Kırsal kalkınmanın temeline oturtulan küçük aile çiftliklerinin geleceği teknoloji ve yapısal düzenlemelere bağlı. Tarım teknolojileri büyük ölçekli çiftliklerde aile çiftliklerine oranla daha yüksek oranda kullanılıyor. İklim sorunları, girdi maliyetleri, arazi küçüklüğü, kırdan kente göç gibi nedenlerden ötürü aile çiftçiliği yapmak imkânsızlaşıyor. Katma değerli ürün üretemeyen küçük çiftliklerin gelir düzeyi asgari ücrete paralel. Kırsal alandaki sosyal olanakların eksikliği, çiftçiliğin fiziksel zorlukları benzer gelir getiren diğer işlere karşı aile çiftçiliği kan kaybediyor.

Zia Mehrabi’nin Nature Sustainability’de yayınlanan raporuna göre önümüzdeki 50 yılda çiftlik sayısı yarıya düşecek, arazi genişliği büyüyecek. Çiftlik sayısı 616 milyondan 272 milyona düşecek. Biyoçeşitliliğin azalmasına neden olacağı düşünülen süreç, bir taraftan kaynakların daha etkin kullanımı, teknoloji entegrasyonunu sağlayabilir. Büyük arazilerde teknolojiyle mukavemeti yüksek konvansiyonel tarım yapmak, geride daha büyük araziler bırakabilir bu da öngörülenin aksine daha zengin biyoçeşitlilik yaratılabilir, gezegeni iyileştirebilir.

BREZİLYA BİYOGÜBREYLE 10 MİLYAR DOLAR TASARRUF ETTİ

Brezilya 36 milyon tün ürettiği soya fasulyelerini toprak mikroplarıyla aşılayarak gübre maliyetlerinde milyarlarca dolar tasarruf ve milyonlarca ton karbon salınımını önledi. Frontiers in Microbiology’da yayınlanan bir makaleye göre soya fasulyesi tarlalarında kullanılan sentetik gübrenin biyogübreyle değiştirilmesi ile yıllık 430 milyon tona eşdeğer sera gazı emisyonu azaltıldı.

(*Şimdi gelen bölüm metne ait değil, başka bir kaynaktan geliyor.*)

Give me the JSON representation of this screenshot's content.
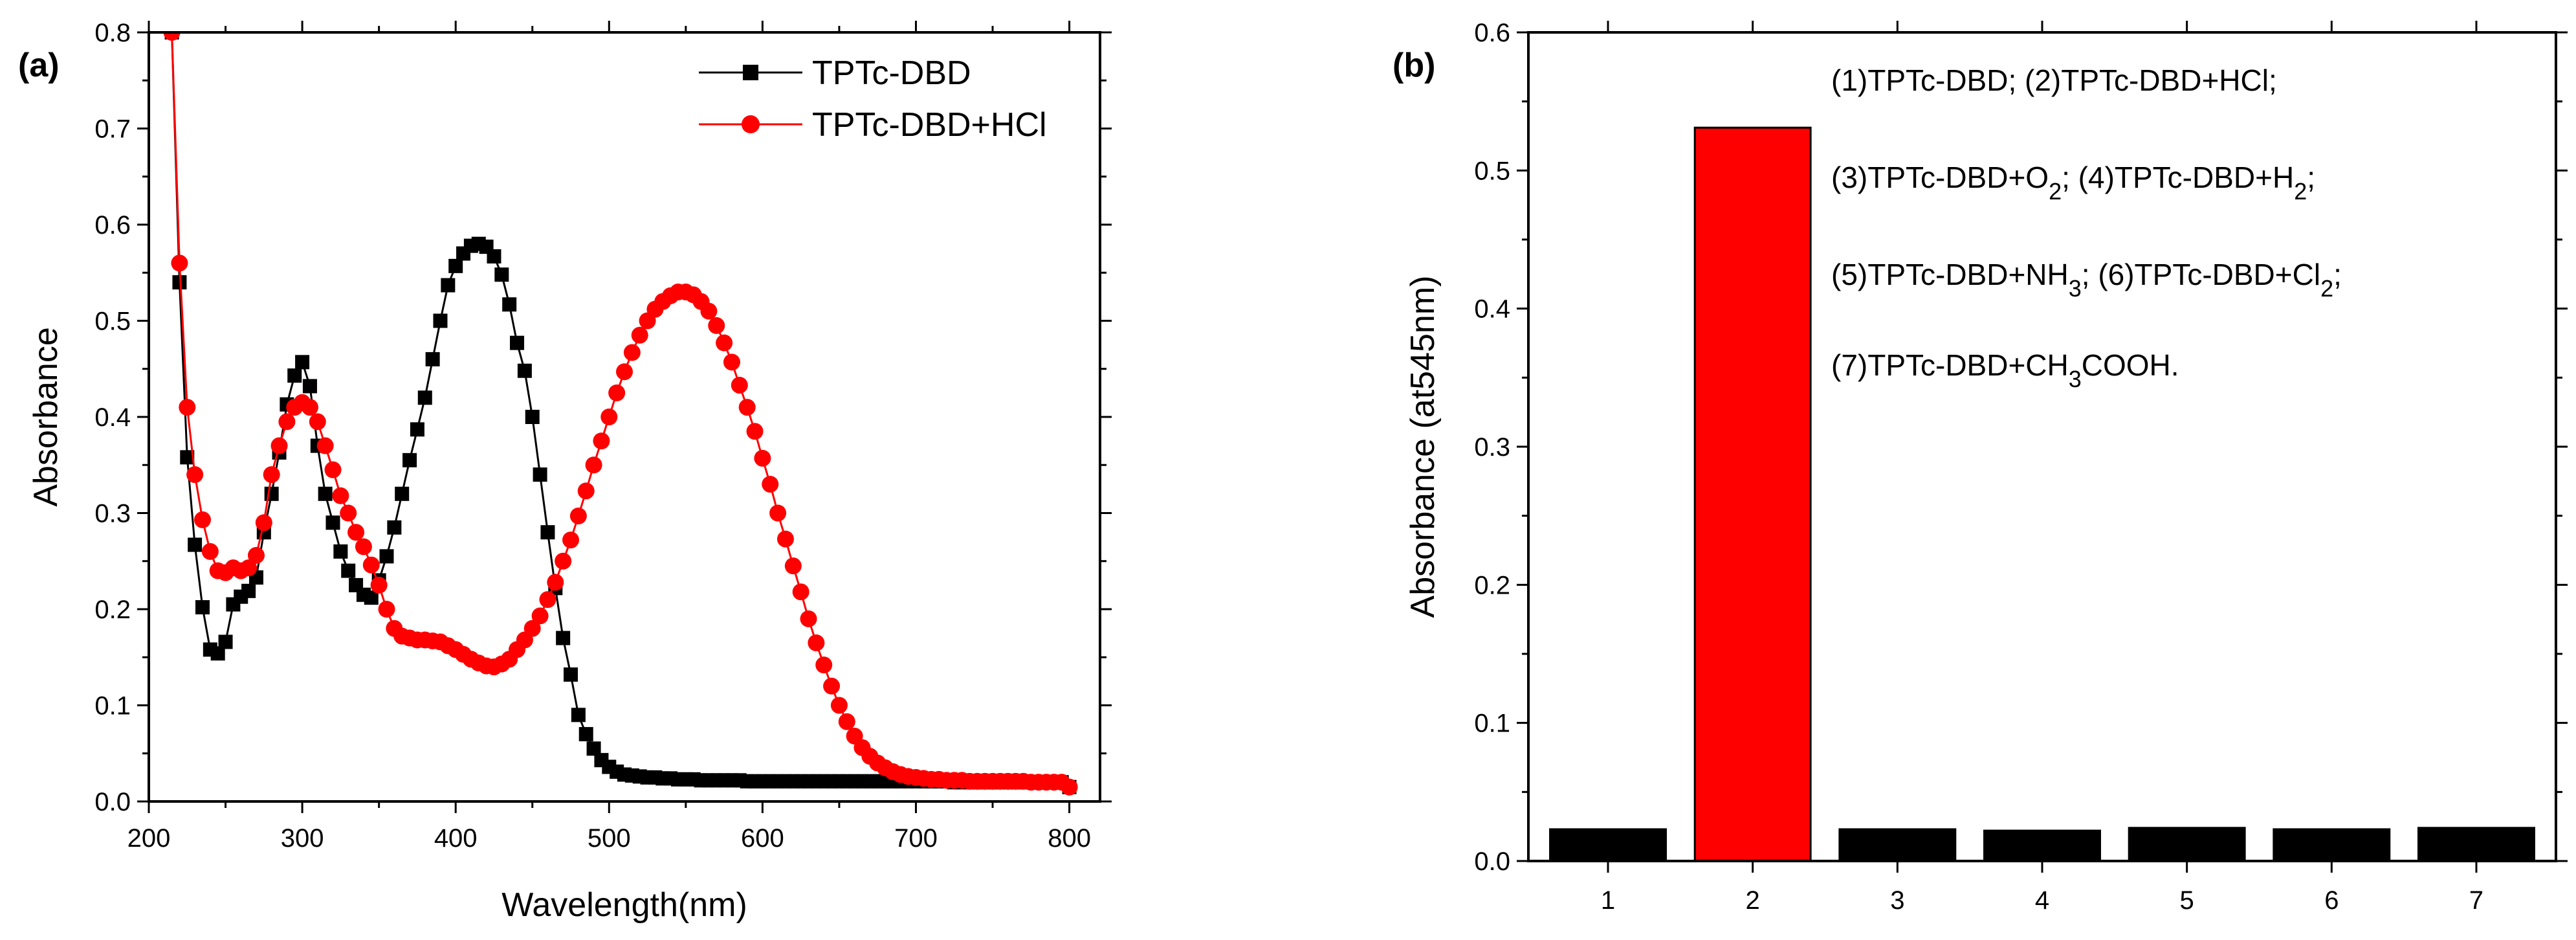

Biyogübrelerin içindeki canlı diazotrofik bakteriler topraktaki nitrojeni bir enzim kullanarak bitkiler tarafından doğrudan emilebilen amonyağa dönüştürüyor. Bir hektarın kimyasal gübre maliyeti 190 dolarken biyogübre maliyeti sadece 10 dolar. Brezilya sentetik gübreden biyogübreye geçerek yaklaşık 10 milyar dolar tasarruf sağladı.

MANTARLA TOPRAĞI ONARMAK

Microbiome Support şirketi bitkilerin kullanması için toprakta doğal olarak bulunan fosforu parçalamak için mantarları kullanmaya yönelik yeni bir araştırmayı finanse ediyor. Benzer çalışmalar tarımın en büyüğü buğday, arpa, pirinç gibi temel tarım ürünlerinde de biyogübre kullanımını teşvik ediyor.

Bilimsel çalışmalar, araştırmalar, toplumsal farkındalık ve beslenme kültüründe köklü paradigma değişimleri her biri geleneksel tarımı restore ederek, gezegeni ve türümüzü kurtarmak için.